Three particles of masses 1kg, 2kg and 3 kg are situated at the corners of an equilateral triangle of side b. The coordinates of the centre of mass are :

To find the coordinates of the center of mass for three particles located at the corners of an equilateral triangle, we can follow a systematic approach. The center of mass is essentially the weighted average of the positions of all the particles, taking into account their masses.
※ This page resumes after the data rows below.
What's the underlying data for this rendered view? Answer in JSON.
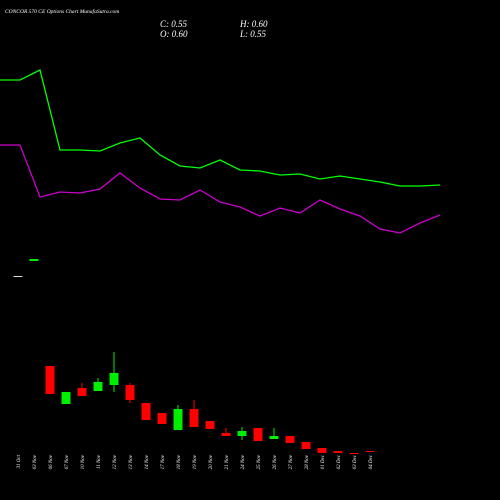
{
  "chart_data": {
    "type": "candlestick",
    "title": "CONCOR 570 CE Options Chart MunafaSutra.com",
    "stats": [
      "C: 0.55",
      "H: 0.60",
      "O: 0.60",
      "L: 0.55"
    ],
    "categories": [
      "31 Oct",
      "03 Nov",
      "06 Nov",
      "07 Nov",
      "10 Nov",
      "11 Nov",
      "12 Nov",
      "13 Nov",
      "14 Nov",
      "17 Nov",
      "18 Nov",
      "19 Nov",
      "20 Nov",
      "21 Nov",
      "24 Nov",
      "25 Nov",
      "26 Nov",
      "27 Nov",
      "28 Nov",
      "01 Dec",
      "02 Dec",
      "03 Dec",
      "04 Dec"
    ],
    "open": [
      9.35,
      10.1,
      4.85,
      2.95,
      3.75,
      3.6,
      3.9,
      3.9,
      3.0,
      2.5,
      1.65,
      2.7,
      2.1,
      1.5,
      1.35,
      1.75,
      1.2,
      1.35,
      1.05,
      0.75,
      0.6,
      0.5,
      0.6
    ],
    "high": [
      9.35,
      10.2,
      4.85,
      3.55,
      4.0,
      4.25,
      5.55,
      4.0,
      3.0,
      2.5,
      2.9,
      3.15,
      2.1,
      1.75,
      1.8,
      1.75,
      1.75,
      1.35,
      1.05,
      0.75,
      0.6,
      0.5,
      0.6
    ],
    "low": [
      9.35,
      10.1,
      3.45,
      2.95,
      3.35,
      3.6,
      3.55,
      3.0,
      2.15,
      1.95,
      1.65,
      1.8,
      1.7,
      1.35,
      1.15,
      1.1,
      1.2,
      1.0,
      0.7,
      0.5,
      0.5,
      0.45,
      0.55
    ],
    "close": [
      9.35,
      10.2,
      3.45,
      3.55,
      3.35,
      4.05,
      4.5,
      3.15,
      2.15,
      1.95,
      2.7,
      1.8,
      1.7,
      1.35,
      1.6,
      1.1,
      1.35,
      1.0,
      0.7,
      0.5,
      0.5,
      0.45,
      0.55
    ],
    "up_color": "#00ee00",
    "down_color": "#ff0000",
    "flat_color": "#dddddd",
    "series": [
      {
        "color": "#00ff00",
        "values": [
          19.15,
          19.15,
          19.65,
          15.65,
          15.65,
          15.6,
          16.0,
          16.25,
          15.4,
          14.85,
          14.75,
          15.15,
          14.65,
          14.6,
          14.4,
          14.45,
          14.2,
          14.35,
          14.2,
          14.05,
          13.85,
          13.85,
          13.9
        ]
      },
      {
        "color": "#cc00cc",
        "values": [
          15.9,
          15.9,
          13.3,
          13.55,
          13.5,
          13.7,
          14.5,
          13.75,
          13.2,
          13.15,
          13.65,
          13.05,
          12.8,
          12.35,
          12.75,
          12.5,
          13.15,
          12.7,
          12.35,
          11.7,
          11.5,
          12.0,
          12.4
        ]
      }
    ],
    "ylim": [
      0,
      22
    ]
  }
}
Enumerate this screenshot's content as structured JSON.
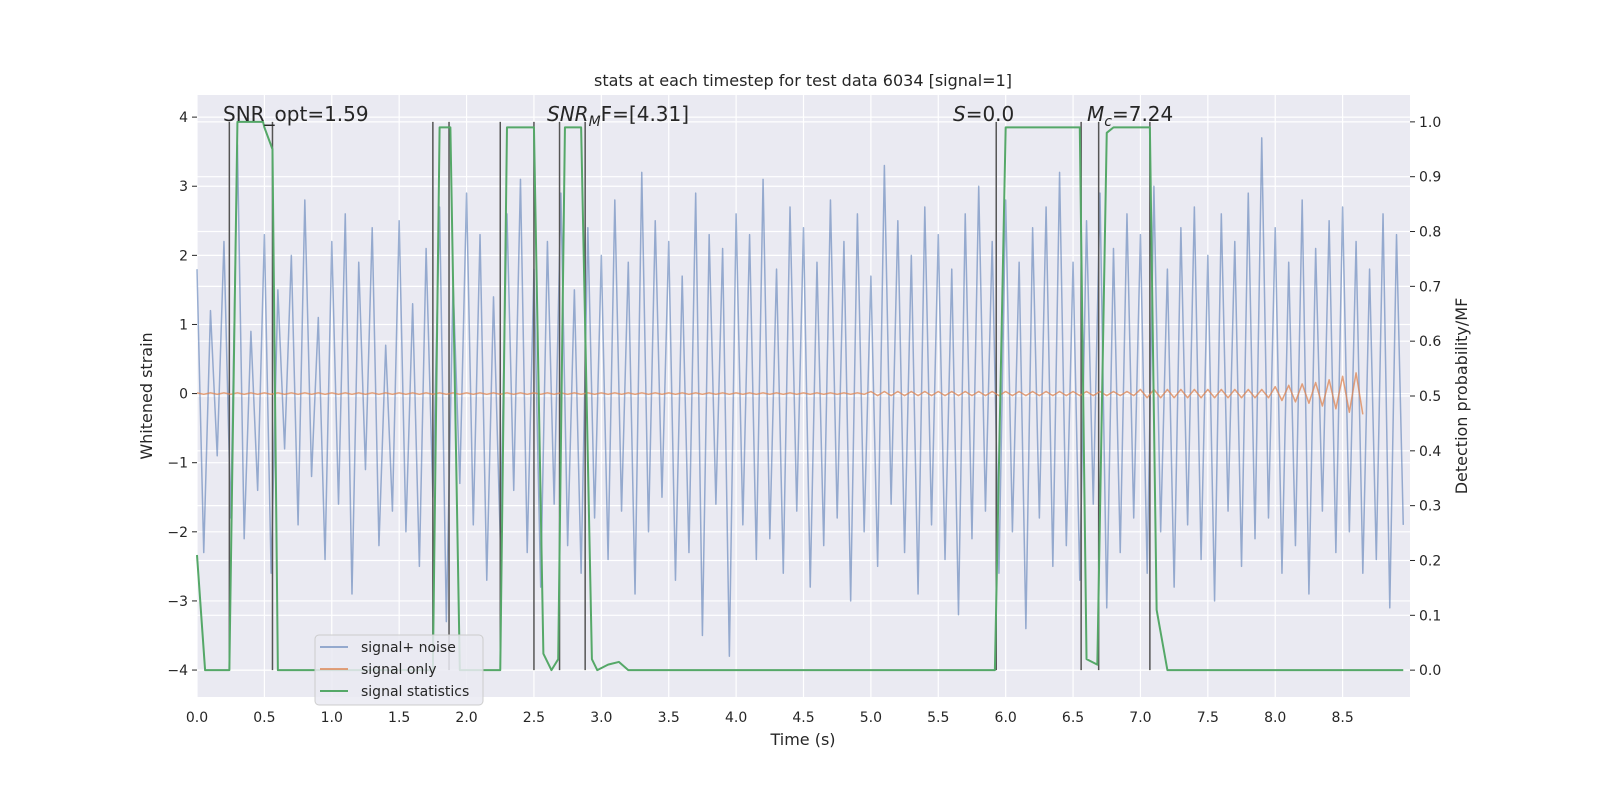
{
  "chart_data": {
    "type": "line",
    "title": "stats at each timestep for test data 6034 [signal=1]",
    "x_label": "Time (s)",
    "y_label": "Whitened strain",
    "y2_label": "Detection probability/MF",
    "xlim": [
      0,
      9.0
    ],
    "ylim": [
      -4.39,
      4.32
    ],
    "y2lim": [
      -0.049,
      1.049
    ],
    "xticks": [
      {
        "value": 0,
        "label": "0.0"
      },
      0.5,
      {
        "value": 1,
        "label": "1.0"
      },
      1.5,
      {
        "value": 2,
        "label": "2.0"
      },
      2.5,
      {
        "value": 3,
        "label": "3.0"
      },
      3.5,
      {
        "value": 4,
        "label": "4.0"
      },
      4.5,
      {
        "value": 5,
        "label": "5.0"
      },
      5.5,
      {
        "value": 6,
        "label": "6.0"
      },
      6.5,
      {
        "value": 7,
        "label": "7.0"
      },
      7.5,
      {
        "value": 8,
        "label": "8.0"
      },
      8.5
    ],
    "yticks": [
      {
        "value": -4,
        "label": "−4"
      },
      {
        "value": -3,
        "label": "−3"
      },
      {
        "value": -2,
        "label": "−2"
      },
      {
        "value": -1,
        "label": "−1"
      },
      0,
      1,
      2,
      3,
      4
    ],
    "y2ticks": [
      {
        "value": 0,
        "label": "0.0"
      },
      0.1,
      0.2,
      0.3,
      0.4,
      0.5,
      0.6,
      0.7,
      0.8,
      0.9,
      {
        "value": 1,
        "label": "1.0"
      }
    ],
    "grid": true,
    "legend": "lower left",
    "annotations": [
      {
        "text": "SNR_opt=1.59"
      },
      {
        "text": "SNR",
        "sub": "M",
        "tail": "F=[4.31]"
      },
      {
        "text": "S",
        "tail": "=0.0"
      },
      {
        "text": "M",
        "sub": "c",
        "tail": "=7.24"
      }
    ],
    "vlines": [
      0.24,
      0.56,
      1.75,
      1.87,
      2.25,
      2.5,
      2.69,
      2.88,
      5.93,
      6.56,
      6.69,
      7.07
    ],
    "vline_color": "#555555",
    "series": [
      {
        "name": "signal+ noise",
        "color": "#4c72b0",
        "opacity": 0.55,
        "x": [
          0,
          0.05,
          0.1,
          0.15,
          0.2,
          0.25,
          0.3,
          0.35,
          0.4,
          0.45,
          0.5,
          0.55,
          0.6,
          0.65,
          0.7,
          0.75,
          0.8,
          0.85,
          0.9,
          0.95,
          1,
          1.05,
          1.1,
          1.15,
          1.2,
          1.25,
          1.3,
          1.35,
          1.4,
          1.45,
          1.5,
          1.55,
          1.6,
          1.65,
          1.7,
          1.75,
          1.8,
          1.85,
          1.9,
          1.95,
          2,
          2.05,
          2.1,
          2.15,
          2.2,
          2.25,
          2.3,
          2.35,
          2.4,
          2.45,
          2.5,
          2.55,
          2.6,
          2.65,
          2.7,
          2.75,
          2.8,
          2.85,
          2.9,
          2.95,
          3,
          3.05,
          3.1,
          3.15,
          3.2,
          3.25,
          3.3,
          3.35,
          3.4,
          3.45,
          3.5,
          3.55,
          3.6,
          3.65,
          3.7,
          3.75,
          3.8,
          3.85,
          3.9,
          3.95,
          4,
          4.05,
          4.1,
          4.15,
          4.2,
          4.25,
          4.3,
          4.35,
          4.4,
          4.45,
          4.5,
          4.55,
          4.6,
          4.65,
          4.7,
          4.75,
          4.8,
          4.85,
          4.9,
          4.95,
          5,
          5.05,
          5.1,
          5.15,
          5.2,
          5.25,
          5.3,
          5.35,
          5.4,
          5.45,
          5.5,
          5.55,
          5.6,
          5.65,
          5.7,
          5.75,
          5.8,
          5.85,
          5.9,
          5.95,
          6,
          6.05,
          6.1,
          6.15,
          6.2,
          6.25,
          6.3,
          6.35,
          6.4,
          6.45,
          6.5,
          6.55,
          6.6,
          6.65,
          6.7,
          6.75,
          6.8,
          6.85,
          6.9,
          6.95,
          7,
          7.05,
          7.1,
          7.15,
          7.2,
          7.25,
          7.3,
          7.35,
          7.4,
          7.45,
          7.5,
          7.55,
          7.6,
          7.65,
          7.7,
          7.75,
          7.8,
          7.85,
          7.9,
          7.95,
          8,
          8.05,
          8.1,
          8.15,
          8.2,
          8.25,
          8.3,
          8.35,
          8.4,
          8.45,
          8.5,
          8.55,
          8.6,
          8.65,
          8.7,
          8.75,
          8.8,
          8.85,
          8.9,
          8.95
        ],
        "values": [
          1.8,
          -2.3,
          1.2,
          -0.9,
          2.2,
          -1.8,
          3.6,
          -2.1,
          0.9,
          -1.4,
          2.3,
          -2.6,
          1.5,
          -0.8,
          2.0,
          -1.9,
          2.8,
          -1.2,
          1.1,
          -2.4,
          2.2,
          -1.6,
          2.6,
          -2.9,
          1.9,
          -1.1,
          2.4,
          -2.2,
          0.7,
          -1.7,
          2.5,
          -2.0,
          1.3,
          -2.5,
          2.1,
          -1.5,
          2.7,
          -3.3,
          1.6,
          -1.3,
          2.9,
          -1.9,
          2.3,
          -2.7,
          1.4,
          -2.1,
          2.6,
          -1.4,
          3.1,
          -2.3,
          1.8,
          -2.8,
          2.2,
          -1.6,
          2.9,
          -2.2,
          1.5,
          -2.6,
          2.4,
          -1.8,
          2.0,
          -2.4,
          2.8,
          -1.7,
          1.9,
          -2.9,
          3.2,
          -2.0,
          2.5,
          -1.5,
          2.2,
          -2.7,
          1.7,
          -2.3,
          2.9,
          -3.5,
          2.3,
          -1.6,
          2.1,
          -3.8,
          2.6,
          -1.9,
          2.3,
          -2.4,
          3.1,
          -2.1,
          1.8,
          -2.6,
          2.7,
          -1.7,
          2.4,
          -2.8,
          1.9,
          -2.2,
          2.8,
          -1.8,
          2.2,
          -3.0,
          2.6,
          -2.0,
          1.7,
          -2.5,
          3.3,
          -1.6,
          2.5,
          -2.3,
          2.0,
          -2.9,
          2.7,
          -1.9,
          2.3,
          -2.4,
          1.8,
          -3.2,
          2.6,
          -2.1,
          3.0,
          -1.7,
          2.2,
          -2.6,
          2.8,
          -2.0,
          1.9,
          -3.4,
          2.4,
          -1.8,
          2.7,
          -2.5,
          3.2,
          -2.2,
          1.9,
          -2.7,
          2.5,
          -1.6,
          2.9,
          -3.1,
          2.1,
          -2.3,
          2.6,
          -1.8,
          2.3,
          -2.6,
          3.0,
          -2.0,
          1.8,
          -2.8,
          2.4,
          -1.9,
          2.7,
          -2.4,
          2.0,
          -3.0,
          2.6,
          -1.7,
          2.2,
          -2.5,
          2.9,
          -2.1,
          3.7,
          -1.8,
          2.4,
          -2.6,
          1.9,
          -2.2,
          2.8,
          -2.9,
          2.1,
          -1.7,
          2.5,
          -2.3,
          2.7,
          -2.0,
          2.2,
          -2.6,
          1.8,
          -2.4,
          2.6,
          -3.1,
          2.3,
          -1.9
        ]
      },
      {
        "name": "signal only",
        "color": "#dd8452",
        "opacity": 0.75,
        "x": [
          0,
          0.05,
          0.1,
          0.15,
          0.2,
          0.25,
          0.3,
          0.35,
          0.4,
          0.45,
          0.5,
          0.55,
          0.6,
          0.65,
          0.7,
          0.75,
          0.8,
          0.85,
          0.9,
          0.95,
          1,
          1.05,
          1.1,
          1.15,
          1.2,
          1.25,
          1.3,
          1.35,
          1.4,
          1.45,
          1.5,
          1.55,
          1.6,
          1.65,
          1.7,
          1.75,
          1.8,
          1.85,
          1.9,
          1.95,
          2,
          2.05,
          2.1,
          2.15,
          2.2,
          2.25,
          2.3,
          2.35,
          2.4,
          2.45,
          2.5,
          2.55,
          2.6,
          2.65,
          2.7,
          2.75,
          2.8,
          2.85,
          2.9,
          2.95,
          3,
          3.05,
          3.1,
          3.15,
          3.2,
          3.25,
          3.3,
          3.35,
          3.4,
          3.45,
          3.5,
          3.55,
          3.6,
          3.65,
          3.7,
          3.75,
          3.8,
          3.85,
          3.9,
          3.95,
          4,
          4.05,
          4.1,
          4.15,
          4.2,
          4.25,
          4.3,
          4.35,
          4.4,
          4.45,
          4.5,
          4.55,
          4.6,
          4.65,
          4.7,
          4.75,
          4.8,
          4.85,
          4.9,
          4.95,
          5,
          5.05,
          5.1,
          5.15,
          5.2,
          5.25,
          5.3,
          5.35,
          5.4,
          5.45,
          5.5,
          5.55,
          5.6,
          5.65,
          5.7,
          5.75,
          5.8,
          5.85,
          5.9,
          5.95,
          6,
          6.05,
          6.1,
          6.15,
          6.2,
          6.25,
          6.3,
          6.35,
          6.4,
          6.45,
          6.5,
          6.55,
          6.6,
          6.65,
          6.7,
          6.75,
          6.8,
          6.85,
          6.9,
          6.95,
          7,
          7.05,
          7.1,
          7.15,
          7.2,
          7.25,
          7.3,
          7.35,
          7.4,
          7.45,
          7.5,
          7.55,
          7.6,
          7.65,
          7.7,
          7.75,
          7.8,
          7.85,
          7.9,
          7.95,
          8,
          8.05,
          8.1,
          8.15,
          8.2,
          8.25,
          8.3,
          8.35,
          8.4,
          8.45,
          8.5,
          8.55,
          8.6,
          8.65,
          8.7,
          8.75,
          8.8,
          8.85,
          8.9,
          8.95
        ],
        "values": [
          0.01,
          -0.01,
          0.01,
          -0.01,
          0.01,
          -0.01,
          0.01,
          -0.01,
          0.01,
          -0.01,
          0.01,
          -0.01,
          0.01,
          -0.01,
          0.01,
          -0.01,
          0.01,
          -0.01,
          0.01,
          -0.01,
          0.01,
          -0.01,
          0.01,
          -0.01,
          0.01,
          -0.01,
          0.01,
          -0.01,
          0.01,
          -0.01,
          0.01,
          -0.01,
          0.01,
          -0.01,
          0.01,
          -0.01,
          0.01,
          -0.01,
          0.01,
          -0.01,
          0.01,
          -0.01,
          0.01,
          -0.01,
          0.01,
          -0.01,
          0.01,
          -0.01,
          0.01,
          -0.01,
          0.01,
          -0.01,
          0.01,
          -0.01,
          0.01,
          -0.01,
          0.01,
          -0.01,
          0.01,
          -0.01,
          0.01,
          -0.01,
          0.01,
          -0.01,
          0.01,
          -0.01,
          0.01,
          -0.01,
          0.01,
          -0.01,
          0.01,
          -0.01,
          0.01,
          -0.01,
          0.01,
          -0.01,
          0.01,
          -0.01,
          0.01,
          -0.01,
          0.01,
          -0.01,
          0.01,
          -0.01,
          0.01,
          -0.01,
          0.01,
          -0.01,
          0.01,
          -0.01,
          0.01,
          -0.01,
          0.01,
          -0.01,
          0.01,
          -0.01,
          0.01,
          -0.01,
          0.01,
          -0.01,
          0.03,
          -0.03,
          0.03,
          -0.03,
          0.03,
          -0.03,
          0.03,
          -0.03,
          0.03,
          -0.03,
          0.03,
          -0.03,
          0.03,
          -0.03,
          0.03,
          -0.03,
          0.03,
          -0.03,
          0.03,
          -0.03,
          0.03,
          -0.03,
          0.03,
          -0.03,
          0.03,
          -0.03,
          0.03,
          -0.03,
          0.03,
          -0.03,
          0.03,
          -0.03,
          0.03,
          -0.03,
          0.03,
          -0.03,
          0.03,
          -0.03,
          0.03,
          -0.03,
          0.06,
          -0.06,
          0.06,
          -0.06,
          0.06,
          -0.06,
          0.06,
          -0.06,
          0.06,
          -0.06,
          0.06,
          -0.06,
          0.06,
          -0.06,
          0.06,
          -0.06,
          0.06,
          -0.06,
          0.06,
          -0.06,
          0.1,
          -0.1,
          0.12,
          -0.12,
          0.14,
          -0.14,
          0.16,
          -0.18,
          0.2,
          -0.22,
          0.25,
          -0.27,
          0.3,
          -0.3,
          null,
          null,
          null,
          null,
          null,
          null
        ]
      },
      {
        "name": "signal statistics",
        "color": "#55a868",
        "opacity": 1,
        "axis": "y2",
        "x": [
          0,
          0.06,
          0.24,
          0.3,
          0.49,
          0.5,
          0.56,
          0.6,
          1.75,
          1.8,
          1.88,
          1.95,
          2.25,
          2.3,
          2.5,
          2.57,
          2.63,
          2.68,
          2.73,
          2.85,
          2.93,
          2.97,
          3.05,
          3.13,
          3.2,
          5.92,
          6.0,
          6.55,
          6.6,
          6.68,
          6.75,
          6.8,
          7.07,
          7.12,
          7.2,
          8.95
        ],
        "values": [
          0.21,
          0,
          0,
          1.0,
          1.0,
          0.99,
          0.95,
          0,
          0,
          0.99,
          0.99,
          0,
          0,
          0.99,
          0.99,
          0.03,
          0,
          0.02,
          0.99,
          0.99,
          0.02,
          0,
          0.01,
          0.015,
          0,
          0,
          0.99,
          0.99,
          0.02,
          0.01,
          0.98,
          0.99,
          0.99,
          0.11,
          0,
          0
        ]
      }
    ]
  }
}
Let's break this down step by step.

Setting Up the Problem

Assume the vertices of the equilateral triangle are positioned in a coordinate system as follows:

• Particle 1 (1 kg) at coordinates (0, 0)
• Particle 2 (2 kg) at coordinates (b, 0)
• Particle 3 (3 kg) at coordinates (b/2, (√3/2)b)

Finding the Coordinates of the Center of Mass

The formula for the center of mass (CM) of a system of particles is given by:

• X_cm = (Σ(m_i * x_i)) / Σm_i
• Y_cm = (Σ(m_i * y_i)) / Σm_i

Where:

• m_i = mass of each particle
• (x_i, y_i) = coordinates of each particle

Calculating the Components

Now, let's calculate the total mass (M) of the system:

M = 1 kg + 2 kg + 3 kg = 6 kg

Next, we compute the X coordinate of the center of mass:

X_cm = (1 kg * 0 + 2 kg * b + 3 kg * (b/2)) / 6 kg

X_cm = (0 + 2b + (3b/2)) / 6

X_cm = (2b + 1.5b) / 6 = (3.5b) / 6 = (7b) / 12

Now, for the Y coordinate:

Y_cm = (1 kg * 0 + 2 kg * 0 + 3 kg * (√3/2)b) / 6 kg

Y_cm = (0 + 0 + (3√3/2)b) / 6

Y_cm = (3√3/2)b / 6 = (√3/4)b

Final Coordinates of the Center of Mass

Thus, the coordinates of the center of mass for the three particles are:

X_cm = (7b)/12

Y_cm = (√3/4)b

This result shows that the center of mass is located at a position that balances the influence of all three masses in the system, taking into account their respective weights and distances from the origin. This concept is crucial in physics as it helps in analyzing systems of particles in various applications, from engineering to astrophysics.